In our busy schedule, it is easy to forget the critical need of our child to be loved and spent time with. Salvaging our guilt by “spending on objects” children yearn for is sometimes seen as a conscious or an unconscious solution.Children may enjoy what you buy for them as soon as you buy for them but the pleasure of their parents company is irreplacable. The wonderful memories you create with them, will not only help them grow into well adjusted and responsible adults, but help them thrive and bloom as they bask in your love and attention.
For most parents, the fundamental reason to justify their “busy” state is:
“I provide the comforts they enjoy and the only way to provide is by working these long hours.”
A close friend of mine grew up in a household with a loving Mom and a very busy but loving Dad. During the initial days of her Dad’s business, his schedule was erratic to say the least. Her Dad would often leave home before she used to go to school and there were many days that he would not be back when she went to bed at night.
She would often tell me that she considers the quality of time she has spent with her busy Dad more significant than the duration of time she spent with him during her childhood. Now many can ask a valid question – How could she state that her busy Dad had spent quality time with her when he was barely at home?
Her answer was simple, she never felt his absence. Whenever he would be home, he would be chirpy and eager to spend time with her and family. He would take her Mom for shopping, sit and ask my friend about her school and friends, help her with her homework if required, make the time to attend her PTA Meetings when he could or just sit and joke with her and her Mom when they had their meals.
Her childhood days may not have memories that were full of receiving gifts on birthdays and other special occasions, but they were rich memories with the joys of laughter, love and contentment.
As parents, how can we aim to ensure our child has a “rich” treasure trove of wonderful and positive memories of spending time with us?
Make the most of their time with us. Ensure that all opportunities of spending time with them is utilized. The daily trips to school and back can be opportunities for you to spend quality time with your child. Their trips to their after school activities are also great opportunities for some quality time with them.
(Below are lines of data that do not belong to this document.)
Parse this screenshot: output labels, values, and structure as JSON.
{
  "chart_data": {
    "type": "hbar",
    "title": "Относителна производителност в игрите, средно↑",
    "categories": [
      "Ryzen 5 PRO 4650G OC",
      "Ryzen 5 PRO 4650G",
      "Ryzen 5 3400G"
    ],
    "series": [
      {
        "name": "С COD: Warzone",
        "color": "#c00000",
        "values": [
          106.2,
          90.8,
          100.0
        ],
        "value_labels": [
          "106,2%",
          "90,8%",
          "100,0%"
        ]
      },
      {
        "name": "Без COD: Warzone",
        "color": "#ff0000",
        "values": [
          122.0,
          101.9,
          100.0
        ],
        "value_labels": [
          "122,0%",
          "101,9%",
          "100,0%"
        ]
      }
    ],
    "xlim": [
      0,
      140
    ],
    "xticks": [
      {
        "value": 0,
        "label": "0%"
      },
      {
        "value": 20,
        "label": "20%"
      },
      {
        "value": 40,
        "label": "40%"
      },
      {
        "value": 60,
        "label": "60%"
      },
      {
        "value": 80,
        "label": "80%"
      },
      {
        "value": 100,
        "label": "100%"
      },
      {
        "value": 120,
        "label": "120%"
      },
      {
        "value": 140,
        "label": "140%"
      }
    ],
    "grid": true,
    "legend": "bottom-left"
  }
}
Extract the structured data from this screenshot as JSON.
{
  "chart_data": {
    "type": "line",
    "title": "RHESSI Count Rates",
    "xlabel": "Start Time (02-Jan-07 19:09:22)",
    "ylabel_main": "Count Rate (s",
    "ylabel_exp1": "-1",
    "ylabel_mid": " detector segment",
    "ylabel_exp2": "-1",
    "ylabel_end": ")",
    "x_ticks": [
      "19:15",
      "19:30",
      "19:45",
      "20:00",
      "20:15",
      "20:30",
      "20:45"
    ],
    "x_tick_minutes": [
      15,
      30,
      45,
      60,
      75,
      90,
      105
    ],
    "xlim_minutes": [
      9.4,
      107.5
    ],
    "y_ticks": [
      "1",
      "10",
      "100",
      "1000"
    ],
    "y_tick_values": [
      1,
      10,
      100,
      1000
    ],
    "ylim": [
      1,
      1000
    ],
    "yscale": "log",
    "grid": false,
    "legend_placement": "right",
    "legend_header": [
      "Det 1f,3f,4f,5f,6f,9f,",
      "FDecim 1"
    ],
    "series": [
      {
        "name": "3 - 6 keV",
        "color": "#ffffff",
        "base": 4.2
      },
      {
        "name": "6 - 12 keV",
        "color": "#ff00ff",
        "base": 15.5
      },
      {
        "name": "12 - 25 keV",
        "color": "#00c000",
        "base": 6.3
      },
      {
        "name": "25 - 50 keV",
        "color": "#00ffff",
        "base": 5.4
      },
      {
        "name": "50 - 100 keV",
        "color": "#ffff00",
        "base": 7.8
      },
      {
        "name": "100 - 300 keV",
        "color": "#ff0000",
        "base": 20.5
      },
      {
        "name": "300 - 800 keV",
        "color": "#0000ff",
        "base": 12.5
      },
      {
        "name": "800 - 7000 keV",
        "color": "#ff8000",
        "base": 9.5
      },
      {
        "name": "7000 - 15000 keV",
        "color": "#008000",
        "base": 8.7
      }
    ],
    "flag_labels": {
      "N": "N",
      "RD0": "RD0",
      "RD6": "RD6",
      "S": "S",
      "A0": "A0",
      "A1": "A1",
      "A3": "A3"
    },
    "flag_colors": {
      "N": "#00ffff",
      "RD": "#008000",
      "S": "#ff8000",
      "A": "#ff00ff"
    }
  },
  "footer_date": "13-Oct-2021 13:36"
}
Be creative and plan a movie evening at home with them and order food from their favourite place. I did this once with my kids and ten years later, they still talk about it with pleasure. Spending time with your children once in a while in this way, without conditions and regulations is enjoyed with great excitement by children, because it is away from regular routines and it gives them fun time with you.
Sit with them and take a trip down memory lane by looking through family albums that you know they may enjoy, eg: their baby snaps. Of course, you can add to the fun by sharing a scoop of their favourite ice cream!
Limit viewing the television at home. Anyway, thanks to the internet, you are never short of entertainment and news and viewing television for long hours would only erode the time you can other wise spend with family or put to effective use. Play indoor or outdoor games with children, participate in craft work with them (if they like it, of course), take them to the playground or make fun opportunities to nurture their talents – for eg: if your child enjoys singing, have a karoake session with family. Even if the family may not be keen to join in, they would make a great encouraging audience. If your child is into bowling, if possible, go for a weekly or monthly bowling session with just the two of you or with the family.
Discuss with them your day (after you ask theirs) and you’d be surprised just how wise and interesting your children are.
Be spontaneous! Go for a drive and a picnic. If preparing food for the picnic will take time, don’t bother about the cooking. Some snacks like sandwiches, muffins and biscuits would do too. If it is food you require, call up a cafe or restaurant and have food delivered to the park after your drive and just take the mat, paper plates and other articles for the picnic from home. Sit down under a shady tree with your children, enjoy your food and the fresh air.
Share with them anecdotes on how funny you may been as a child. Kids love to hear how funny or silly their parents may have been when they were children.
Joke about the times when they were at their funny best and narrate the anecdotes, preferably with your spouse – guaranteed to provide lovely family memories.
For movie viewing, a trip to the theatre would be a great idea to spend time and enjoy the experience. Go for a movie that you’re sure they are likely to enjoy. I will never forget the children’s movie, “Racing Stripes” and I doubt my children will. It was a surprise that I had planned for them when they were around 3 and 6 and until they saw the posters in the theatre they had no clue where I was taking them. The look of pleasure and surprise on their faces was priceless!
Help them organise their study or room. This is one activity that allows you to spend not just time with your child but help the child become more independent and responsible.
Having at least one meal in a day together as a family not only helps you to be in touch with children and vice versa, but it is also a way of creating a scheduled time in the day that is “pure family time”.
So before you make your next purchase for your child, pause and think of its value for the child. Your child may merely experience the fleeting joy of getting something without truly needing it. Instead, plan ways of spending some quality time with your child – get to know your offspring.
We all would like to provide the best for our child, but in the process we need to remember that as parents, our role in their memory of their childhood days are too powerful to ignore.
Charles R Swindoll once said,
“Everyday of our lives we make deposits in the memory banks of our children”
Enjoy the pleasure of their company when you can for there will be a time when they are busy with college and leading their own lives.
There would be a time in their life, that would test what memories you gave them, for them to make their children’s journey of life too, enriching and joyful.